When to refer. If prolactin persistently exceeds 50 ng/mL even after changing medications, refer the patient for brain MRI to rule out a pituitary tumor.

Tests for other underlying medical causes of secondary amenorrhea—and when to perform them—are shown in the algorithm. Psychiatrists can give these tests or refer the patient to her primary care physician.

Algorithm Laboratory evaluation of secondary amenorrhea



Communication between care team members is key to determining treatment. If a medical problem arises during psychiatric treatment, call the patient’s primary care physician or send a letter describing the problem. Also send the referring physician available lab reports.

CASE CONTINUED: TREATMENT CHANGE

Ms. J’s psychiatrist tapered risperidone to 1 mg/d for 2 weeks, then switched to olanzapine, 5 mg/d. Three weeks later, her prolactin decreased to 25 ng/mL. She continued fluoxetine, 40 mg/d, and tolerated the change in antipsychotics.
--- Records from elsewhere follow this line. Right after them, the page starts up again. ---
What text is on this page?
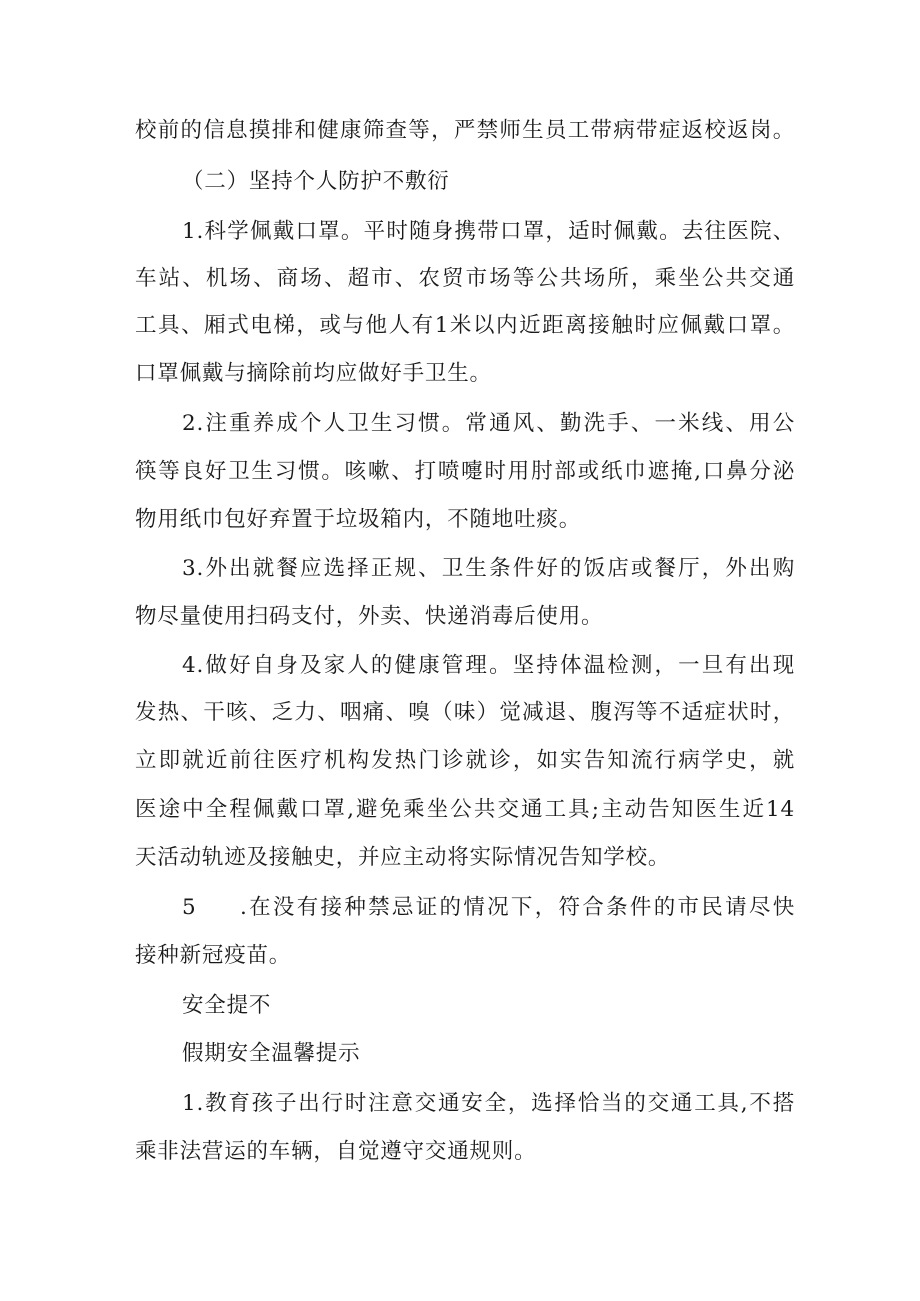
校前的信息摸排和健康筛查等，严禁师生员工带病带症返校返岗。
（二）坚持个人防护不敷衍
1.科学佩戴口罩。平时随身携带口罩，适时佩戴。去往医院、
车站、机场、商场、超市、农贸市场等公共场所，乘坐公共交通
工具、厢式电梯，或与他人有1米以内近距离接触时应佩戴口罩。
口罩佩戴与摘除前均应做好手卫生。
2.注重养成个人卫生习惯。常通风、勤洗手、一米线、用公
筷等良好卫生习惯。咳嗽、打喷嚏时用肘部或纸巾遮掩,口鼻分泌
物用纸巾包好弃置于垃圾箱内，不随地吐痰。
3.外出就餐应选择正规、卫生条件好的饭店或餐厅，外出购
物尽量使用扫码支付，外卖、快递消毒后使用。
4.做好自身及家人的健康管理。坚持体温检测，一旦有出现
发热、干咳、乏力、咽痛、嗅（味）觉减退、腹泻等不适症状时，
立即就近前往医疗机构发热门诊就诊，如实告知流行病学史，就
医途中全程佩戴口罩,避免乘坐公共交通工具;主动告知医生近14
天活动轨迹及接触史，并应主动将实际情况告知学校。
5 .在没有接种禁忌证的情况下，符合条件的市民请尽快
接种新冠疫苗。
安全提不
假期安全温馨提示
1.教育孩子出行时注意交通安全，选择恰当的交通工具,不搭
乘非法营运的车辆，自觉遵守交通规则。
Ms. J’s bipolar disorder remains well-controlled, but menses had not resumed for another 2 months, so the psychiatrist referred Ms. J back to her primary care physician. Androgenizing and pituitary tumors were ruled out based on normal TSH, prolactin, and testosterone levels. Ms. J was diagnosed as having PCOS based on her constellation of signs and symptoms. She was started on metformin, an insulin sensitizer used to treat PCOS, and was referred to a dietitian to help her lose weight.